Tuesday, December 11, 2012

Mind of the Maker: Autobiography

A mass of legend and literature, which increases and will never end has repeated and rung the changes on that single paradox; that the hands that had made the sun and stars were too small to reach the huge heads of the cattle. Upon this paradox, we might almost say upon this jest, all the literature of our faith is founded.  GK Chesterton, THe Everlasting Man
We are up to Chapter 6 of The Mind of the Maker,  and suitably enough for the season, the topic is the Incarnation.   You can go to Cindy's post for her comments and links to more posts. 

Reading this chapter made me think through the autobiographies I have read.   It seems to me that most people write an autobiography for a purpose beyond simply recording their life history.   And God, of course, became incarnate for a purpose, too.

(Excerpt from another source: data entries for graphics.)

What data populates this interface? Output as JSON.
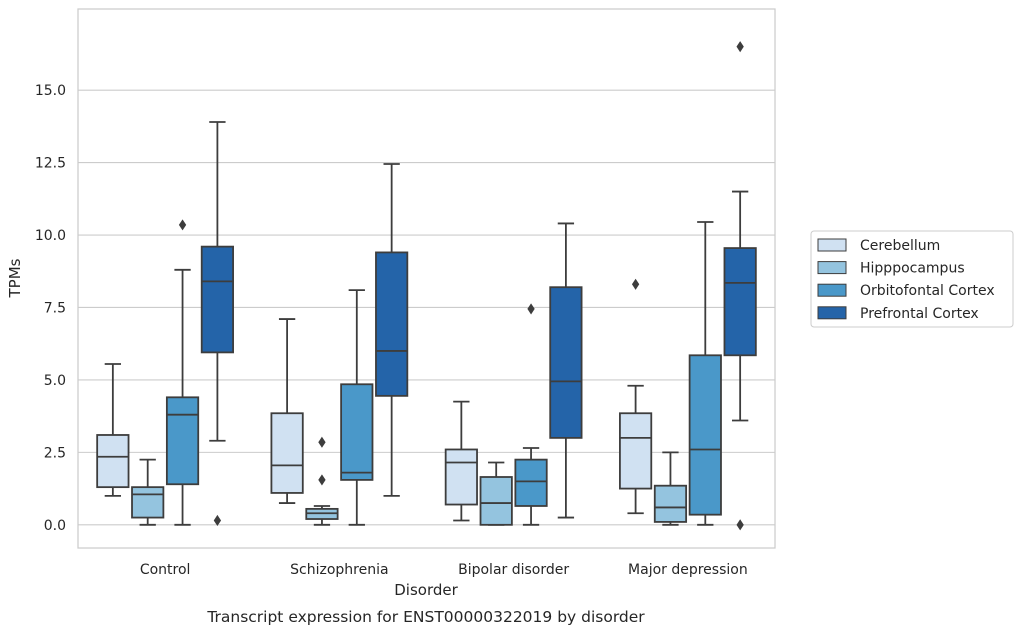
{
  "chart_data": {
    "type": "box",
    "title": "Transcript expression for ENST00000322019 by disorder",
    "xlabel": "Disorder",
    "ylabel": "TPMs",
    "ylim": [
      -0.8,
      17.8
    ],
    "yticks": [
      "0.0",
      "2.5",
      "5.0",
      "7.5",
      "10.0",
      "12.5",
      "15.0"
    ],
    "ytick_values": [
      0,
      2.5,
      5,
      7.5,
      10,
      12.5,
      15
    ],
    "grid": "horizontal",
    "legend_position": "right",
    "categories": [
      "Control",
      "Schizophrenia",
      "Bipolar disorder",
      "Major depression"
    ],
    "series": [
      {
        "name": "Cerebellum",
        "color": "#d0e1f2",
        "boxes": [
          {
            "whislo": 1.0,
            "q1": 1.3,
            "med": 2.35,
            "q3": 3.1,
            "whishi": 5.55,
            "fliers": []
          },
          {
            "whislo": 0.75,
            "q1": 1.1,
            "med": 2.05,
            "q3": 3.85,
            "whishi": 7.1,
            "fliers": []
          },
          {
            "whislo": 0.15,
            "q1": 0.7,
            "med": 2.15,
            "q3": 2.6,
            "whishi": 4.25,
            "fliers": []
          },
          {
            "whislo": 0.4,
            "q1": 1.25,
            "med": 3.0,
            "q3": 3.85,
            "whishi": 4.8,
            "fliers": [
              8.3
            ]
          }
        ]
      },
      {
        "name": "Hipppocampus",
        "color": "#94c4df",
        "boxes": [
          {
            "whislo": 0.0,
            "q1": 0.25,
            "med": 1.05,
            "q3": 1.3,
            "whishi": 2.25,
            "fliers": []
          },
          {
            "whislo": 0.0,
            "q1": 0.2,
            "med": 0.4,
            "q3": 0.55,
            "whishi": 0.65,
            "fliers": [
              2.85,
              1.55
            ]
          },
          {
            "whislo": 0.0,
            "q1": 0.0,
            "med": 0.75,
            "q3": 1.65,
            "whishi": 2.15,
            "fliers": []
          },
          {
            "whislo": 0.0,
            "q1": 0.1,
            "med": 0.6,
            "q3": 1.35,
            "whishi": 2.5,
            "fliers": []
          }
        ]
      },
      {
        "name": "Orbitofontal Cortex",
        "color": "#4a98c9",
        "boxes": [
          {
            "whislo": 0.0,
            "q1": 1.4,
            "med": 3.8,
            "q3": 4.4,
            "whishi": 8.8,
            "fliers": [
              10.35
            ]
          },
          {
            "whislo": 0.0,
            "q1": 1.55,
            "med": 1.8,
            "q3": 4.85,
            "whishi": 8.1,
            "fliers": []
          },
          {
            "whislo": 0.0,
            "q1": 0.65,
            "med": 1.5,
            "q3": 2.25,
            "whishi": 2.65,
            "fliers": [
              7.45
            ]
          },
          {
            "whislo": 0.0,
            "q1": 0.35,
            "med": 2.6,
            "q3": 5.85,
            "whishi": 10.45,
            "fliers": []
          }
        ]
      },
      {
        "name": "Prefrontal Cortex",
        "color": "#2464a9",
        "boxes": [
          {
            "whislo": 2.9,
            "q1": 5.95,
            "med": 8.4,
            "q3": 9.6,
            "whishi": 13.9,
            "fliers": [
              0.15
            ]
          },
          {
            "whislo": 1.0,
            "q1": 4.45,
            "med": 6.0,
            "q3": 9.4,
            "whishi": 12.45,
            "fliers": []
          },
          {
            "whislo": 0.25,
            "q1": 3.0,
            "med": 4.95,
            "q3": 8.2,
            "whishi": 10.4,
            "fliers": []
          },
          {
            "whislo": 3.6,
            "q1": 5.85,
            "med": 8.35,
            "q3": 9.55,
            "whishi": 11.5,
            "fliers": [
              16.5,
              0.0
            ]
          }
        ]
      }
    ]
  }
}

Many autobiographies are some sort of "apologia", not the same as an apology, but a sort of explanation or justification.    Augustine and St Therese wrote autobiographies of their souls, which in both cases made the account less about their exterior lives and more about God and His work through them.    Ronald Knox and John Henry Newman wrote about their conversions, and so did Chesterton.   CS Lewis's "Surprised by Joy" is another one in this field that comes to mind.  I am stretching now to remember autobiographies I have read which were NOT focused on the workings of grace.  My Dad wrote a memoir of his early life, and I think "memoir" is the word for a story about your own history that is mostly about your context, what brought you to where you are now.    He himself was the connecting thread, but I think he wrote it more to cast into literary form his early memories, and to reflect on his life, rather than to explain himself to the world.   

In God's case, He became a character in His own work for a purpose too.     As with the spiritual autobiography and the memoir, the story of the Incarnation is the story of a relationship.  

Sayers says that when you cast yourself as the main character in your work, you have to follow the rules for that work just as you would in any other writing.   Yet you can't help being something other than a character in the book.  You are yourself, the maker, as well as yourself, the character.

Sayers quotes TS Eliot:
Then came, at a predetermined moment, a moment in time and out of time,A moment not out of time, but in time, in what we call history; transecting, bisecting the world of time, a moment in time but not like a moment of time, A moment in time but time was made through that moment: for without the meaning there is no time, and that moment of time gave the meaning.  -T. S. ELIOT: The Rock.
I don't know what this means but it reminds me a bit just because of the rhythm of the words, of the English-translation beginning of the Gospel of John.   And it does give one a distinct image of a cross shape being drawn, something "bisecting" history, time, sharply from outside.  How odd that something from outside time can impinge on time.

Others have compared the Incarnation to a stone dropped in the water that ripples outwards BOTH WAYS.  For some reason, that thought always thrills me.   The Incarnation worked backwards.    It completed history in both directions. 

Yesterday my husband was watching a so-so John Candy movie called Delirious.    It was about a soap opera writer who bumps his head and seemingly gets pulled into the world he made up in his head.  By typing, he can change the outcome.   As one might imagine, he is tempted to use the power to make a world that revolves around himself, the world that Satan tempted Jesus to build.

Jesus did things so differently.   He came to save us and draw us into the love between the persons of the Trinity.   Recently when I've been reading the Gospels I notice how many times He talks about doing the will of His Father, and about how He will send us the Holy Spirit to be our Comforter and Guide.     Unlike the soap opera writer who wants to shape his invented world to suit himself, Jesus wants to draw us up out of the mere status of creatures, into a status where we may walk and talk with Him and be called His Friends.  I wish I could realize this more clearly and live by it better, but as CS Lewis said,

Indeed, if we consider the unblushing promises of reward and the staggering nature of the rewards promised in the Gospels, it would seem that Our Lord finds our desires, not too strong, but too weak. We are half-hearted creatures, fooling about with drink and sex and ambition when infinite joy is offered us, like an ignorant child who wants to go on making mud pies in a slum because he cannot imagine what is meant by the offer of a holiday at the sea. We are far too easily pleased.
 I guess that's rather far from the original autobiography topic, but I do notice that the best autobiographies, in my rather limited reading of them, are the ones that are primarily about relationships, about love, rather than self, and that try to give something to me rather than grab something from me. 

1 comment:

  1. As I read your post, it occurs to me that God's autobiography of Himself through Jesus stresses right relationships, and that if God Himself were not Triune, three persons in one, we would be unable to understand or have "relationship" modeled for us. It was necessary that God be Triune in nature for us to understand and develop relationships.

    As One who modeled that perfect relationship with the Father, it is as you say, a constant pointer by Christ to the One He is obedient to. He is giving rather than grabbing, as you say.